His looks accounted for some of his charm. Yitzhak had the good looks that made women steal glances at him on the street. Fresh-faced, with clear blue eyes, a shock of thick, wavy black hair, chiseled jaw, full lips, and a mischievous smile that made you want to smile back. He stood six feet tall and had the lean, muscular body of a farm boy. Yet Yitzhak had been a city boy his entire life. He'd been born and raised in Tel Aviv, and the first time he went abroad was to fight in the war. In 1944, when he was just seventeen, Yitzhak joined the British Army. He wasn't conscripted. No one expected him to fight. He went against the wishes of his parents. But Yitzhak wasn't about to let the war pass him by. He wanted to strike a blow against fascism, against Hitler. He landed in France in late 1944 and fought his way into the Low Countries and Germany. The war had not marked him with so much as a scratch. And the end of it had not satiated his desire to kill Nazis.

His parents were Zionists who had emigrated from Germany in the 1920s, before Hitler became a national figure, when Jews had it good in Germany. Yitzhak spoke the language fluently, and Germans were not immune to his charm. He found it easy to enter into conversation with Germans. He found it easy to make them trust him. They shared information with him. They thought he was one of them. A fine specimen of their race. This made him a valuable operative.

"Can I have my gun back, please?" he asked.

"Maybe later. What are you doing here, Yitzhak?"

He pouted for a second, then shrugged. He got to his feet, pulled up a chair and dropped into it. He put his left ankle on his right knee, pulled the sock down, and inspected the skin. It was already turning blue.

"Do you have any ice?"

I sighed loudly, went to the kitchen, and chipped some ice from my icebox. I wrapped the ice in a towel and handed it to Yitzhak. He pressed it to his ankle.

"Thank you. I don't suppose a drink is also about to be offered. After all, long time no see, and all."

"Don't push it. It's late, I'm tired, and my patience is wearing thinner by the second. Why are you here?"

He grew serious, his face aging back to its proper form.

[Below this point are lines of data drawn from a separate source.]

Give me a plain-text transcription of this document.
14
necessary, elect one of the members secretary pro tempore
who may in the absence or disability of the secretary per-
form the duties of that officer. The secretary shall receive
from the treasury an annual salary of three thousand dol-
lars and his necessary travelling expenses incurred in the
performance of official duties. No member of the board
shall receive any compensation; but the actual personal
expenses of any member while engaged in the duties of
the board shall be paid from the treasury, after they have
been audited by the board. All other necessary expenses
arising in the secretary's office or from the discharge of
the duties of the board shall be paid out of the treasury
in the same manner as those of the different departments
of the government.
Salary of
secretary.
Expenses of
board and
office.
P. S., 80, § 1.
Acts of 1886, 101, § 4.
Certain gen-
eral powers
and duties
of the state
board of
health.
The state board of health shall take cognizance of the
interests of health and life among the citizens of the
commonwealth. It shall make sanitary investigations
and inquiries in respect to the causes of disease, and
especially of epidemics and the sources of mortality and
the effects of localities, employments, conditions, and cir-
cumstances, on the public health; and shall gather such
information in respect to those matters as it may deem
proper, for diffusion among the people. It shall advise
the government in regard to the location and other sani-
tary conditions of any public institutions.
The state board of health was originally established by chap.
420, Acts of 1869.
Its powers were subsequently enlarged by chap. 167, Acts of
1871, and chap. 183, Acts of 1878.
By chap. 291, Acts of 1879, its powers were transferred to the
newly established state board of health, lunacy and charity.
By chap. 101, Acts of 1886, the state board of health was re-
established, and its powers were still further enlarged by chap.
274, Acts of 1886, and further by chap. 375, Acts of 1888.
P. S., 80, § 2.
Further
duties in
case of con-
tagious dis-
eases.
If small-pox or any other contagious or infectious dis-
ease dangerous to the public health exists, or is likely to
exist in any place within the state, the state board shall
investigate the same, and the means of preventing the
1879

"I have a proposal for you, Adam. My joke with the gun wasn't merely for laughs—though it seems to have failed to lighten your humorless black soul—it was also a test. I needed to see whether you're still in shape. I see that you are."

"In shape for what?"

"Another mission. In Germany."

I stared at him and he stared right back. A silent minute stretched to two.

"Where did this come from?" I asked.

"It was always there," he said. "Don't tell me you feel that we've done enough."

I didn't tell him that. We both knew it wasn't true. It could never be enough.

"Yes. But why now?"

"Two things," he said. "One, the War of Independence is over. Israel has won. We have a country of our own. There's no more fighting to be done here. For a time, at least. Two, we have a backer. Someone who is willing to finance the whole operation. Passports, weapons, travel money. As you know, things are a bit more complicated than they used to be."